Gabrielle Gipson, founder of the restorative justice organization You Have the Power, will present a training called Abuse Proof Your Kid. The training is hosted by the Winona County Primary Prevention Project, which works to spread community awareness to prevent sexual and domestic violence.
Gipson said Abuse Proof Your Kid is geared toward parents, teachers, childcare workers, and others, giving them the tools to prevent sexual abuse in the lives of kids in their care.
Gipson said the first step to preventing sexual abuse is learning to talk about sex, removing the stigma and shame. It sounds simple, she said, but some families may be hesitant to discuss sexual issues until a child is a teenager, which is too late.

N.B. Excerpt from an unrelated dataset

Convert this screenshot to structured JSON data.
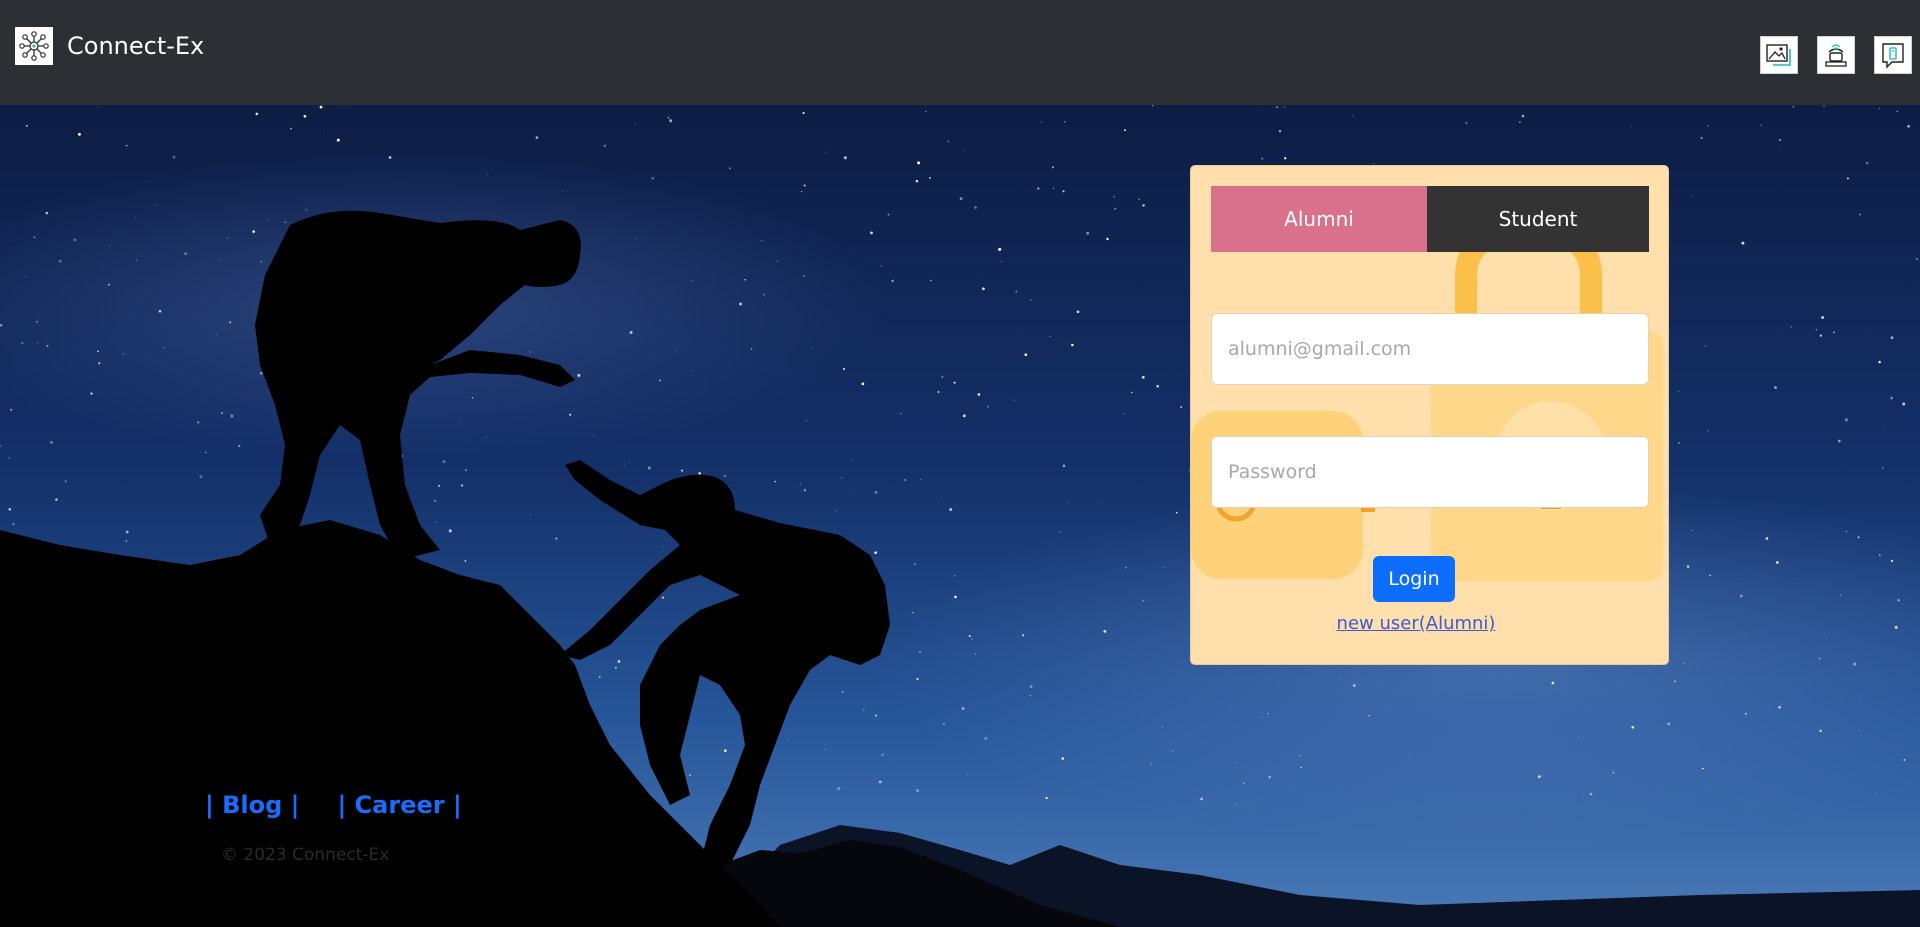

Statistics show 90 percent of child sexual abuse is by someone the victim knows, and only about 25 percent of those offenses are reported to the police.
Gipson attributed those numbers to lack of communication — kids don’t know when or how to speak up, and adults don’t know what to do if a child talks about something that happened.
“The adults are ill-equipped or afraid,” she said. “We talk about those reactions. We as adults need to do our part on making sure that they’re safe.”
Gipson said another big piece of prevention is recognizing what abuse is and is not. Many families show affection to kids — hugging, kissing, wrestling, tickling — which are usually just expressions of care.
But that doesn’t mean parents or caregivers should turn a blind eye if there’s too much touching. The training covers how to tell if a potential offender is trying to move past physical boundaries.
Another important element is establishing body safety rules, and teaching a kid when and where it is okay to say no, even to adults.
“When I was little, my dad told me that boys don’t hit girls,” Gipson said. Because she knew the rule, she knew what was acceptable behavior, and felt comfortable speaking up when somebody crossed the line.
“We can do the same thing with sexual abuse,” she said. “If we equip (kids) early, they may have at least a little more confidence to say something.”
Lynn Theurer, secretary for the Winona County Primary Prevention Project, said the group chose to focus on kids because the project’s goal is to change social norms, and kids are a huge part of that picture.
Theurer said sexual violence is not just an individual issue, but one that affects the whole community. Instead of standing by, community members should be ready and willing to stand up for kids.
“We want to work as hard as we can,” she said.
Gipson also said it is imperative that whole communities work together, both inside and outside the home.
“A childcare center could have body safety rules posted and go over them with the kids,” she said. “These are really simple things, but put them together and it starts to put a protective wall around the kid.”